The biggest disparity is in the perception of how much information the board believes it is getting from management. “The one that’s rated the highest of all of them is board information,” said Chambers. “They absolutely think they don’t have much risk around board information relative to other risks, and yet boards aren’t getting good information. They’re not getting the kind of information that guides management in addressing the risks to the organization. That inevitably leads to surprises. The board is surprised when some big debacle occurs, and they’re all looking around asking, ‘What happened? We thought we had a better handle on this.’”
Climate change is an area that many board members and management executives are overlooking as they focus on short-term financial results.”I would say that a lot of those risks — like sustainability risk and environmental, social and governance risk — are still not front and center on the radar because a lot of companies are taking a very short-term view of performance,” said Chambers. “If you think about how management’s performance is often assessed, and how they are rewarded, it’s often for short-term performance. There are exceptions, but it isn’t typically about whether the company is going to be positioned for success in 10 years, when management and the board are often gone onto their next big adventure. That’s one of the big challenges that I think Corporate America faces, that there isn’t a very long-term view of success in performance. But I would also hasten to add that isn’t entirely the fault of management and the boards because they’re responding to shareholder expectations, and we live in times of instant gratification. I think in many instances shareholders become impatient if they don’t see strong growth right now, so the boards and management are trying to be responsive to that. It does present risk, and the risks aren’t being fully recognized. Those ESG risks — the sustainability ones — are low on the spectrum.”
Internal auditors need to call attention to these neglected risks. “I think that the internal auditors are in a unique position to bridge some of the gap that this report indicates,” said Chambers. “It is internal audit’s responsibility to speak up, to make sure that if there are gaps based on either intentional or unintentional information flow within the organization, the head of internal audit has a responsibility to make sure that the board is aware of their perspectives. The internal auditor too often will not speak up and contradict management, and that’s got to change. The internal auditors have got to be willing to say to the board that management’s assessment is here and ours is here, and let the board make its own judgment. But if all the board hears is the same story, that this is a risk and we’ve got it under control, then I would tell you that they’re going to be surprised.”

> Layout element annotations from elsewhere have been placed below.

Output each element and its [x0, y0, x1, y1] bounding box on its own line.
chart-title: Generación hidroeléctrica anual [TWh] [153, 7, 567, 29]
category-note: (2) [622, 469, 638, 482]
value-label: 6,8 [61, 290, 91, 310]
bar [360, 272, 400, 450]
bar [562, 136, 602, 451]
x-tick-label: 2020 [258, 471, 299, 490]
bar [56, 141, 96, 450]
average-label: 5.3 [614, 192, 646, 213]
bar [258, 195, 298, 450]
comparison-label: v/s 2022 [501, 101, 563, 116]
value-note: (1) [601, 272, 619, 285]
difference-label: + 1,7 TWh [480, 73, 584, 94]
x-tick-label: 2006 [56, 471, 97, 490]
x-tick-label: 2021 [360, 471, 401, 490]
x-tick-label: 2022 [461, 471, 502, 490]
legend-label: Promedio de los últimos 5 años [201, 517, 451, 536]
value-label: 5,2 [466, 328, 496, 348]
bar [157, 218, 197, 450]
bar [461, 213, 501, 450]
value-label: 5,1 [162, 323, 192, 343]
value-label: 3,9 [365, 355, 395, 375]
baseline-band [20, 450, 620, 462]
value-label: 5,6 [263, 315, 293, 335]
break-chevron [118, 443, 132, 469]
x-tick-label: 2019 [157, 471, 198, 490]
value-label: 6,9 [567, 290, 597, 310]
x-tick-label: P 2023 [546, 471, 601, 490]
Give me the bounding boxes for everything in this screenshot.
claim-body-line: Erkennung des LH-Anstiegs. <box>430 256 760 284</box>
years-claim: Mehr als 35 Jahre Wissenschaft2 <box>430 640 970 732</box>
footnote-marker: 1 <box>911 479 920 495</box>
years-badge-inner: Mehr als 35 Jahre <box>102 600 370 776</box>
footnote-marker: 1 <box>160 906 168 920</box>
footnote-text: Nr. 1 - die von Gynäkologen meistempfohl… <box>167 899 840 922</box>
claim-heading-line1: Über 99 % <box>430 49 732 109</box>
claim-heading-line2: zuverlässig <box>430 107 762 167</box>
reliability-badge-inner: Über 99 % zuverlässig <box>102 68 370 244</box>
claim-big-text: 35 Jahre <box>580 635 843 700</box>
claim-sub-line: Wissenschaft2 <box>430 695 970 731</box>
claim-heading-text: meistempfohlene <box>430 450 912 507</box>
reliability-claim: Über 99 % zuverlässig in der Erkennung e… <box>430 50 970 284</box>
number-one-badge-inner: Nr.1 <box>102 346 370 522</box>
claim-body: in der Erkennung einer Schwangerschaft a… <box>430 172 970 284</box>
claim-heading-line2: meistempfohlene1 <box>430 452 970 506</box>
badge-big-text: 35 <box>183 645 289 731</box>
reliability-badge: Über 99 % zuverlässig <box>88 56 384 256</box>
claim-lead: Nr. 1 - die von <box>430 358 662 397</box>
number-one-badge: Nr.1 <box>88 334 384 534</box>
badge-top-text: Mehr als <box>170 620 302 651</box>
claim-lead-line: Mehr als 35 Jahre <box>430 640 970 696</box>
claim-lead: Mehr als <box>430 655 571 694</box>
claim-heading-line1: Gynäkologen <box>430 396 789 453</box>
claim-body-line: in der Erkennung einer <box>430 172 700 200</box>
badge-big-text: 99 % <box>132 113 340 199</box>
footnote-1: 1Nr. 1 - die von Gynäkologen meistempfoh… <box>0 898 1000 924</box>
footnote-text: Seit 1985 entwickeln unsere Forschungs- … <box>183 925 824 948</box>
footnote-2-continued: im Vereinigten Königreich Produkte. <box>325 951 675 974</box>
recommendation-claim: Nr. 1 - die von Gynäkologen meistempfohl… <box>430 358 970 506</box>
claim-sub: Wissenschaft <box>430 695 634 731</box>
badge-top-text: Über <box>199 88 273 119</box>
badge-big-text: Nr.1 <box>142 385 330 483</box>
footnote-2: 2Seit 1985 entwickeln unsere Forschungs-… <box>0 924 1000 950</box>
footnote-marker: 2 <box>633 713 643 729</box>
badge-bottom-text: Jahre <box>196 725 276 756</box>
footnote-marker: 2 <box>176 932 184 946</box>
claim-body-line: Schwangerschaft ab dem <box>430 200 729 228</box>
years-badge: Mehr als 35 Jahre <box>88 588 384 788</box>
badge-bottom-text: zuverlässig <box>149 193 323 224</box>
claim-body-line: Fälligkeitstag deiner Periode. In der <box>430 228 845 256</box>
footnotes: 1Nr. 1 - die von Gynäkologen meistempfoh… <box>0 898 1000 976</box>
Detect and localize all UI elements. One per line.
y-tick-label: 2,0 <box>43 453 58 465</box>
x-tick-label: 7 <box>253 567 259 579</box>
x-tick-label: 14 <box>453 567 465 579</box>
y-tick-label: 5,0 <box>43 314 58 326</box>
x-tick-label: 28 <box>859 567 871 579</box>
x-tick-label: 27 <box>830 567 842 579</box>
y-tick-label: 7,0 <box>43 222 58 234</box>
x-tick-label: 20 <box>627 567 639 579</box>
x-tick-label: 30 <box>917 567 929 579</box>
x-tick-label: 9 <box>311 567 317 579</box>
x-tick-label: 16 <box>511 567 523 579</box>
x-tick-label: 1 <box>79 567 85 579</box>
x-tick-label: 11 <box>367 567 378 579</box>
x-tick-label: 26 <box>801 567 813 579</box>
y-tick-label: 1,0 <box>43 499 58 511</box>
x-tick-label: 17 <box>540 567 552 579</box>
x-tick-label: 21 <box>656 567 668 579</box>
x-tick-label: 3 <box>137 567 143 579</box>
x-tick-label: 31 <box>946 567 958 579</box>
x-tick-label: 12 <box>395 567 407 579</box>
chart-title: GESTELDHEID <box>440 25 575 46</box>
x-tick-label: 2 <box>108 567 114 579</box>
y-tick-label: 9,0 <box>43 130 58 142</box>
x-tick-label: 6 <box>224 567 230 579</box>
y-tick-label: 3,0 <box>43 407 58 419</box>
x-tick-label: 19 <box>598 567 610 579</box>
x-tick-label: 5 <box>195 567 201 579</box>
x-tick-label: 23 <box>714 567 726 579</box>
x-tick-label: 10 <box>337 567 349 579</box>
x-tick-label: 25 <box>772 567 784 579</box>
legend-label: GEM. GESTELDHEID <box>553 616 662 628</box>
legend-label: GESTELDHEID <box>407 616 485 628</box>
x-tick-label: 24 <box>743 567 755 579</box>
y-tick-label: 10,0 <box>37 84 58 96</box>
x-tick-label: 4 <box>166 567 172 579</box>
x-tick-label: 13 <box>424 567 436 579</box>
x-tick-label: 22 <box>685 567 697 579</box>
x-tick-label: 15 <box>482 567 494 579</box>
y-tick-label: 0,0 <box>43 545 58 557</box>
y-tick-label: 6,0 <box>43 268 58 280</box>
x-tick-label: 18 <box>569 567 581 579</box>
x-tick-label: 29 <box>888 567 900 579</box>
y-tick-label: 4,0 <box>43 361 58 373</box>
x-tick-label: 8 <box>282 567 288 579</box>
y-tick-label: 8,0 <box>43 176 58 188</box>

The report also highlights some of the emerging risks that internal auditors anticipate will become more relevant in the next decade. Data management and collection, new technology, data ethics and sustainability risks are expected to grow in relevance in the next five years. “Those are likely to be front and center for the profession and Corporate America in the next decade,” said Chambers. “We’re starting to talk and think a lot about what the 2020s may mean for internal audit.”